Through my reevaluation process, though, I relearned my vital life purpose and goal. I also relearned the importance of practicing gratitude for things I have, despite things I lack.

As you move forward in your wait for a change in your circumstances, I encourage you to also consider a reevaluation of your life, priorities, and goals. Consider the difference between attainable and realistic goals. Consider the actions you’ll take daily to move forward. Consider the changes and habits necessary to assist you in accomplishing them.

But don’t stop there.

Also consider the ‘why’ behind your goals. Why do you engage in your job search? Why do you want a job? Why do you want more money?

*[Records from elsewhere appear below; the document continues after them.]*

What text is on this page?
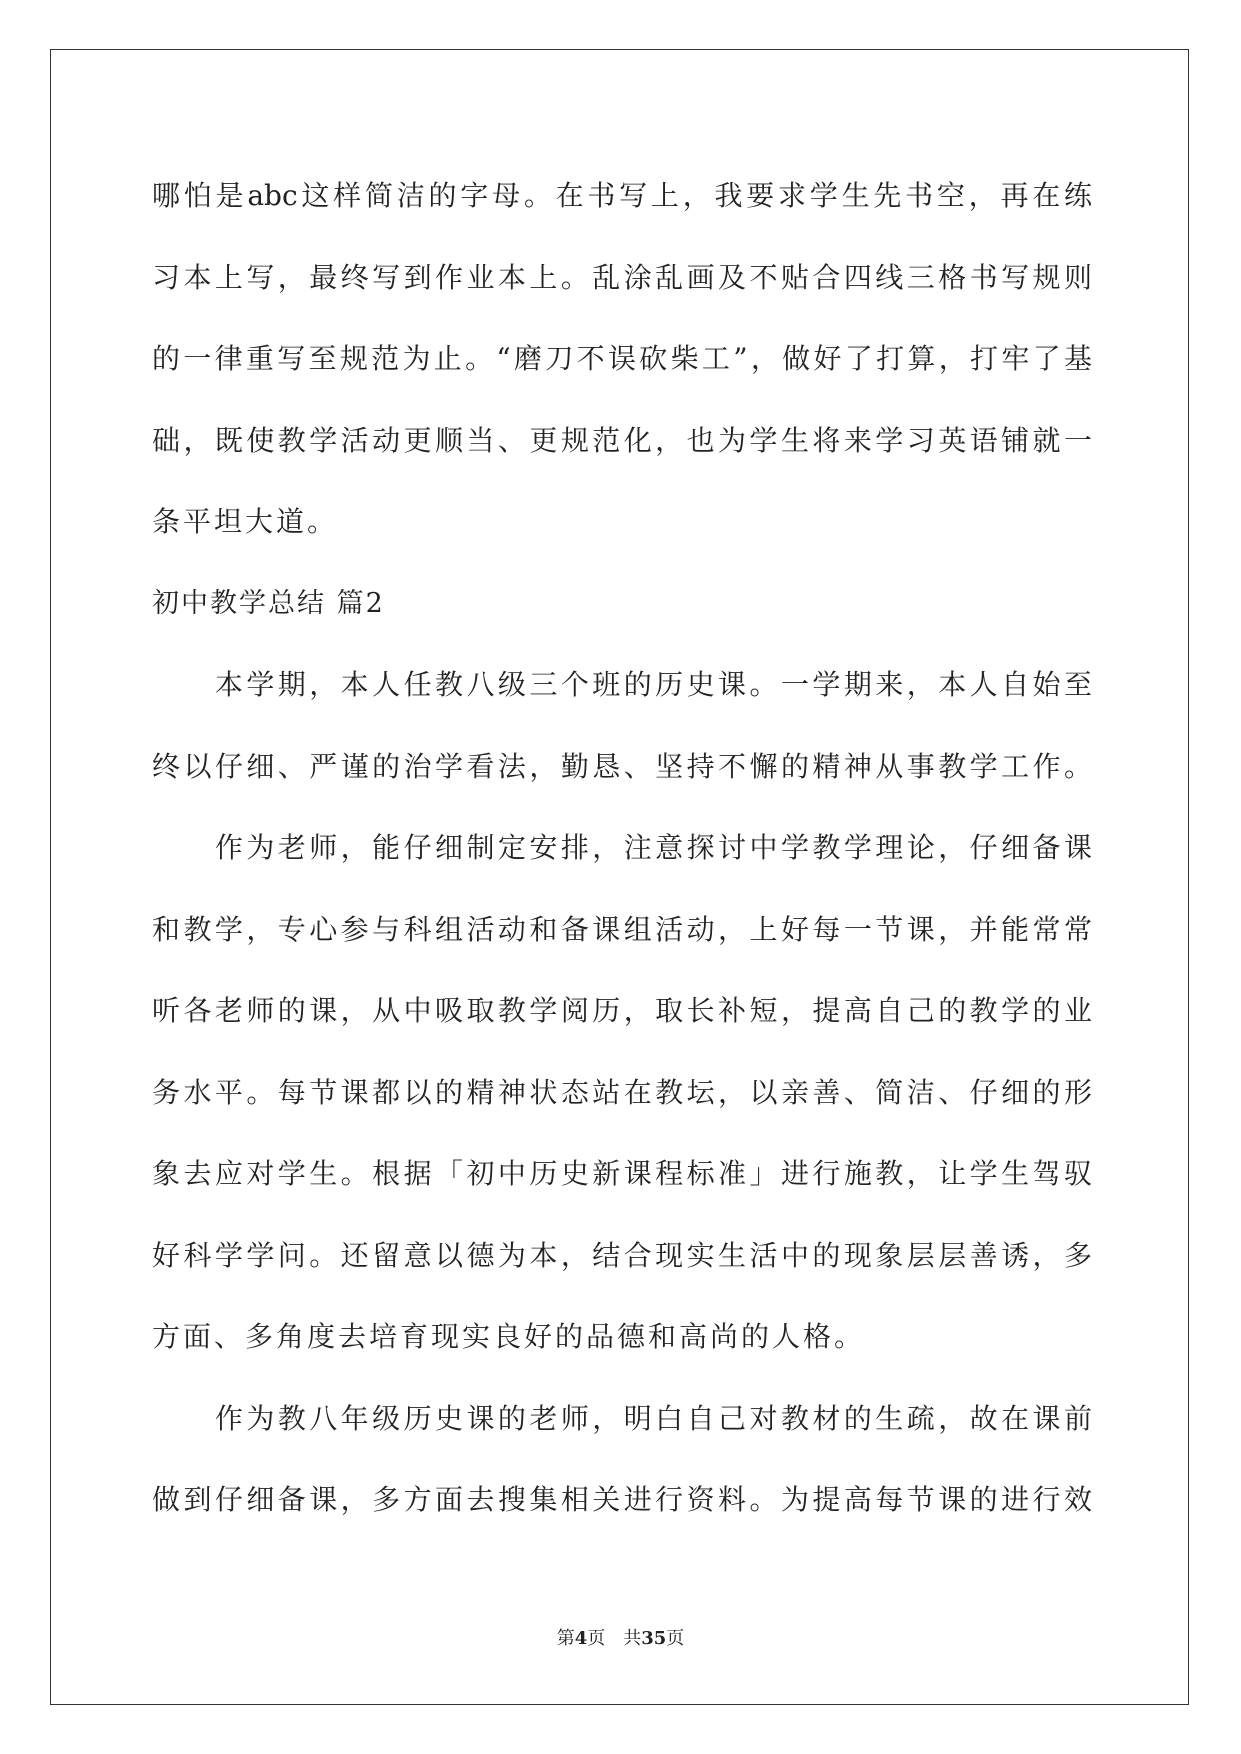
哪怕是abc这样简洁的字母。在书写上，我要求学生先书空，再在练
习本上写，最终写到作业本上。乱涂乱画及不贴合四线三格书写规则
的一律重写至规范为止。“磨刀不误砍柴工”，做好了打算，打牢了基
础，既使教学活动更顺当、更规范化，也为学生将来学习英语铺就一
条平坦大道。
初中教学总结 篇2
　　本学期，本人任教八级三个班的历史课。一学期来，本人自始至
终以仔细、严谨的治学看法，勤恳、坚持不懈的精神从事教学工作。
　　作为老师，能仔细制定安排，注意探讨中学教学理论，仔细备课
和教学，专心参与科组活动和备课组活动，上好每一节课，并能常常
听各老师的课，从中吸取教学阅历，取长补短，提高自己的教学的业
务水平。每节课都以的精神状态站在教坛，以亲善、简洁、仔细的形
象去应对学生。根据「初中历史新课程标准」进行施教，让学生驾驭
好科学学问。还留意以德为本，结合现实生活中的现象层层善诱，多
方面、多角度去培育现实良好的品德和高尚的人格。
　　作为教八年级历史课的老师，明白自己对教材的生疏，故在课前
做到仔细备课，多方面去搜集相关进行资料。为提高每节课的进行效
第4页　共35页
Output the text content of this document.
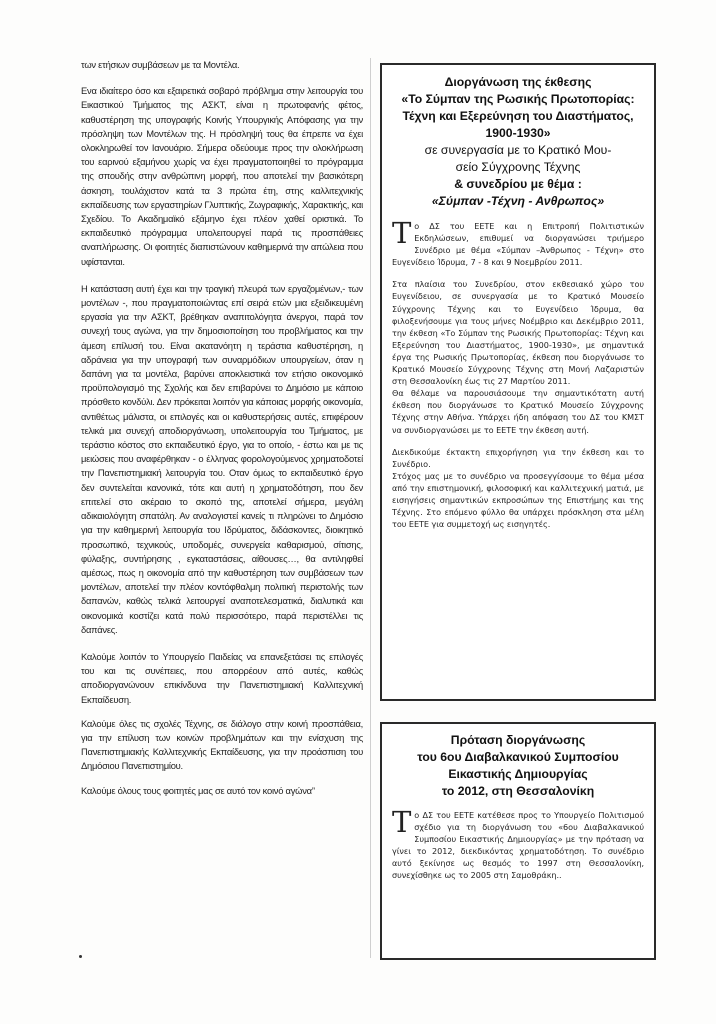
των ετήσιων συμβάσεων με τα Μοντέλα.

Ενα ιδιαίτερο όσο και εξαιρετικά σοβαρό πρόβλημα στην λειτουργία του Εικαστικού Τμήματος της ΑΣΚΤ, είναι η πρωτοφανής φέτος, καθυστέρηση της υπογραφής Κοινής Υπουργικής Απόφασης για την πρόσληψη των Μοντέλων της. Η πρόσληψή τους θα έπρεπε να έχει ολοκληρωθεί τον Ιανουάριο. Σήμερα οδεύουμε προς την ολοκλήρωση του εαρινού εξαμήνου χωρίς να έχει πραγματοποιηθεί το πρόγραμμα της σπουδής στην ανθρώπινη μορφή, που αποτελεί την βασικότερη άσκηση, τουλάχιστον κατά τα 3 πρώτα έτη, στης καλλιτεχνικής εκπαίδευσης των εργαστηρίων Γλυπτικής, Ζωγραφικής, Χαρακτικής, και Σχεδίου. Το Ακαδημαϊκό εξάμηνο έχει πλέον χαθεί οριστικά. Το εκπαιδευτικό πρόγραμμα υπολειτουργεί παρά τις προσπάθειες αναπλήρωσης. Οι φοιτητές διαπιστώνουν καθημερινά την απώλεια που υφίστανται.

Η κατάσταση αυτή έχει και την τραγική πλευρά των εργαζομένων,- των μοντέλων -, που πραγματοποιώντας επί σειρά ετών μια εξειδικευμένη εργασία για την ΑΣΚΤ, βρέθηκαν αναπιτολόγητα άνεργοι, παρά τον συνεχή τους αγώνα, για την δημοσιοποίηση του προβλήματος και την άμεση επίλυσή του. Είναι ακατανόητη η τεράστια καθυστέρηση, η αδράνεια για την υπογραφή των συναρμόδιων υπουργείων, όταν η δαπάνη για τα μοντέλα, βαρύνει αποκλειστικά τον ετήσιο οικονομικό προϋπολογισμό της Σχολής και δεν επιβαρύνει το Δημόσιο με κάποιο πρόσθετο κονδύλι. Δεν πρόκειται λοιπόν για κάποιας μορφής οικονομία, αντιθέτως μάλιστα, οι επιλογές και οι καθυστερήσεις αυτές, επιφέρουν τελικά μια συνεχή αποδιοργάνωση, υπολειτουργία του Τμήματος, με τεράστιο κόστος στο εκπαιδευτικό έργο, για το οποίο, - έστω και με τις μειώσεις που αναφέρθηκαν - ο έλληνας φορολογούμενος χρηματοδοτεί την Πανεπιστημιακή λειτουργία του. Οταν όμως το εκπαιδευτικό έργο δεν συντελείται κανονικά, τότε και αυτή η χρηματοδότηση, που δεν επιτελεί στο ακέραιο το σκοπό της, αποτελεί σήμερα, μεγάλη αδικαιολόγητη σπατάλη. Αν αναλογιστεί κανείς τι πληρώνει το Δημόσιο για την καθημερινή λειτουργία του Ιδρύματος, διδάσκοντες, διοικητικό προσωπικό, τεχνικούς, υποδομές, συνεργεία καθαρισμού, σίτισης, φύλαξης, συντήρησης , εγκαταστάσεις, αίθουσες…, θα αντιληφθεί αμέσως, πως η οικονομία από την καθυστέρηση των συμβάσεων των μοντέλων, αποτελεί την πλέον κοντόφθαλμη πολιτική περιστολής των δαπανών, καθώς τελικά λειτουργεί αναποτελεσματικά, διαλυτικά και οικονομικά κοστίζει κατά πολύ περισσότερο, παρά περιστέλλει τις δαπάνες.

Καλούμε λοιπόν το Υπουργείο Παιδείας να επανεξετάσει τις επιλογές του και τις συνέπειες, που απορρέουν από αυτές, καθώς αποδιοργανώνουν επικίνδυνα την Πανεπιστημιακή Καλλιτεχνική Εκπαίδευση.

Καλούμε όλες τις σχολές Τέχνης, σε διάλογο στην κοινή προσπάθεια, για την επίλυση των κοινών προβλημάτων και την ενίσχυση της Πανεπιστημιακής Καλλιτεχνικής Εκπαίδευσης, για την προάσπιση του Δημόσιου Πανεπιστημίου.

Καλούμε όλους τους φοιτητές μας σε αυτό τον κοινό αγώνα”

Διοργάνωση της έκθεσης
«Το Σύμπαν της Ρωσικής Πρωτοπορίας:
Τέχνη και Εξερεύνηση του Διαστήματος,
1900-1930»
σε συνεργασία με το Κρατικό Μου-
σείο Σύγχρονης Τέχνης
& συνεδρίου με θέμα :
«Σύμπαν -Τέχνη - Ανθρωπος»

Το ΔΣ του ΕΕΤΕ και η Επιτροπή Πολιτιστικών Εκδηλώσεων, επιθυμεί να διοργανώσει τριήμερο Συνέδριο με θέμα «Σύμπαν –Άνθρωπος - Τέχνη» στο Ευγενίδειο Ίδρυμα, 7 - 8 και 9 Νοεμβρίου 2011.

Στα πλαίσια του Συνεδρίου, στον εκθεσιακό χώρο του Ευγενίδειου, σε συνεργασία με το Κρατικό Μουσείο Σύγχρονης Τέχνης και το Ευγενίδειο Ίδρυμα, θα φιλοξενήσουμε για τους μήνες Νοέμβριο και Δεκέμβριο 2011, την έκθεση «Το Σύμπαν της Ρωσικής Πρωτοπορίας: Τέχνη και Εξερεύνηση του Διαστήματος, 1900-1930», με σημαντικά έργα της Ρωσικής Πρωτοπορίας, έκθεση που διοργάνωσε το Κρατικό Μουσείο Σύγχρονης Τέχνης στη Μονή Λαζαριστών στη Θεσσαλονίκη έως τις 27 Μαρτίου 2011.

Θα θέλαμε να παρουσιάσουμε την σημαντικότατη αυτή έκθεση που διοργάνωσε το Κρατικό Μουσείο Σύγχρονης Τέχνης στην Αθήνα. Υπάρχει ήδη απόφαση του ΔΣ του ΚΜΣΤ να συνδιοργανώσει με το ΕΕΤΕ την έκθεση αυτή.

Διεκδικούμε έκτακτη επιχορήγηση για την έκθεση και το Συνέδριο.

Στόχος μας με το συνέδριο να προσεγγίσουμε το θέμα μέσα από την επιστημονική, φιλοσοφική και καλλιτεχνική ματιά, με εισηγήσεις σημαντικών εκπροσώπων της Επιστήμης και της Τέχνης. Στο επόμενο φύλλο θα υπάρχει πρόσκληση στα μέλη του ΕΕΤΕ για συμμετοχή ως εισηγητές.

Πρόταση διοργάνωσης
του 6ου Διαβαλκανικού Συμποσίου
Εικαστικής Δημιουργίας
το 2012, στη Θεσσαλονίκη

Το ΔΣ του ΕΕΤΕ κατέθεσε προς το Υπουργείο Πολιτισμού σχέδιο για τη διοργάνωση του «6ου Διαβαλκανικού Συμποσίου Εικαστικής Δημιουργίας» με την πρόταση να γίνει το 2012, διεκδικόντας χρηματοδότηση. Το συνέδριο αυτό ξεκίνησε ως θεσμός το 1997 στη Θεσσαλονίκη, συνεχίσθηκε ως το 2005 στη Σαμοθράκη..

Let’s add in a few responses (for the purpose of example):

  • Why do you engage in your job search? I engage in my job search because I want a job.
  • Why do you want a job? I want a job because I want to bring money into my household.
  • Why do you want more money? I want money because I want to independently earn the money I need to meet my financial obligations and provide for my necessities.

Consider, though, I provided these examples to get you started. Your answers to the why questions might differ a little. And, that’s okay.

What matters most is: you make time to discover your why and its core.

Familiarizing yourself with your why will help your reflect on the things of importance to you. It’ll help you press through the waiting process with action and diligence, when you feel the temptation to give up. It’ll help you to courageously continue the search for your next role or position, even when the amount of rejections, silences, and disappointments add up.

Waiting for answers to different things when you’re unemployed is challenging. But, you may find it helpful to use this time to fully reevaluate your life and make changes for the better.